The market share results show that Australia was the fastest growing market among the mature Asia Pacific countries, where application software revenue totalled AU$3.5 billion and grew 7.7 percent from 2012. It was driven by growth in customer relationship management investments, business intelligence and analytics, new spending on software-as-a-service and cloud-based deployments, as well as upgrades and improvements to mission critical software.
Microsoft dominated the Asia Pacific market during 2013 with a 23.6 percent market share, a 6.6 percent increase on the previous year, said Gartner.
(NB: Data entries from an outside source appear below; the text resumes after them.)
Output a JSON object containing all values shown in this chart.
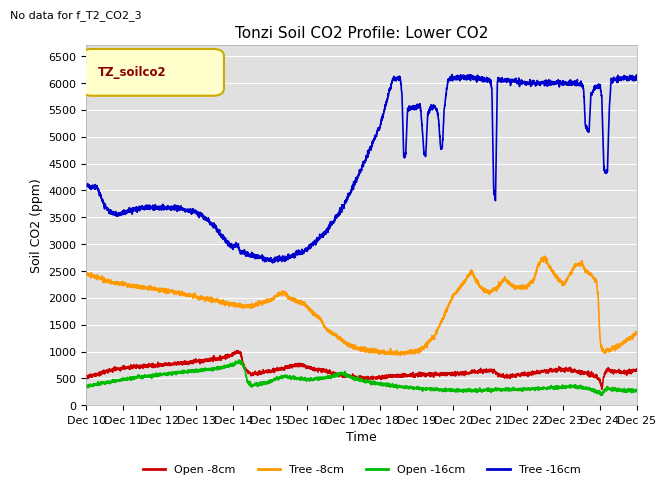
{
  "title": "Tonzi Soil CO2 Profile: Lower CO2",
  "subtitle": "No data for f_T2_CO2_3",
  "ylabel": "Soil CO2 (ppm)",
  "xlabel": "Time",
  "legend_label": "TZ_soilco2",
  "ylim": [
    0,
    6700
  ],
  "yticks": [
    0,
    500,
    1000,
    1500,
    2000,
    2500,
    3000,
    3500,
    4000,
    4500,
    5000,
    5500,
    6000,
    6500
  ],
  "xtick_labels": [
    "Dec 10",
    "Dec 11",
    "Dec 12",
    "Dec 13",
    "Dec 14",
    "Dec 15",
    "Dec 16",
    "Dec 17",
    "Dec 18",
    "Dec 19",
    "Dec 20",
    "Dec 21",
    "Dec 22",
    "Dec 23",
    "Dec 24",
    "Dec 25"
  ],
  "series": {
    "open_8cm": {
      "color": "#cc0000",
      "label": "Open -8cm",
      "linewidth": 1.2
    },
    "tree_8cm": {
      "color": "#ff9900",
      "label": "Tree -8cm",
      "linewidth": 1.2
    },
    "open_16cm": {
      "color": "#00bb00",
      "label": "Open -16cm",
      "linewidth": 1.2
    },
    "tree_16cm": {
      "color": "#0000cc",
      "label": "Tree -16cm",
      "linewidth": 1.2
    }
  },
  "background_color": "#e8e8e8",
  "plot_bg_color": "#e0e0e0",
  "legend_box_facecolor": "#ffffcc",
  "legend_box_edgecolor": "#ccaa00",
  "grid_color": "#ffffff",
  "title_fontsize": 11,
  "axis_fontsize": 9,
  "tick_fontsize": 8
}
But it was SAP, the second largest vendor in 2013 with a market share of 12.1 percent that experienced the largest growth on the previous year of 7.2 percent. Oracle and IBM market share steadily increased by 0.7 percent to 7.2 percent and 0.9 percent to 4.1 percent respectively.
In Australia, the ranking was the same except Salesforce.com sat in fifth place instead of Yonyou.
According to Gartner, the variation in the top five vendors in Australia compared to Asia Pacific overall "reflects the differences in technology priorities between mature and emerging markets".
"The software industry is in the middle of a multiyear cyclical transition as organisations are focusing investment on technologies to support existing systems, in order to maintain competitiveness, while still taking advantage of cloud subscription-based pricing where it makes sense to grow and advance the business," said Gartner research director Yanna Dharmasthira.
The results also showed China continued to face moderating growth due to slowing domestic and export market demand. Application software revenue reached AU$3.3 billion, an increase of 5.9 percent over 2012.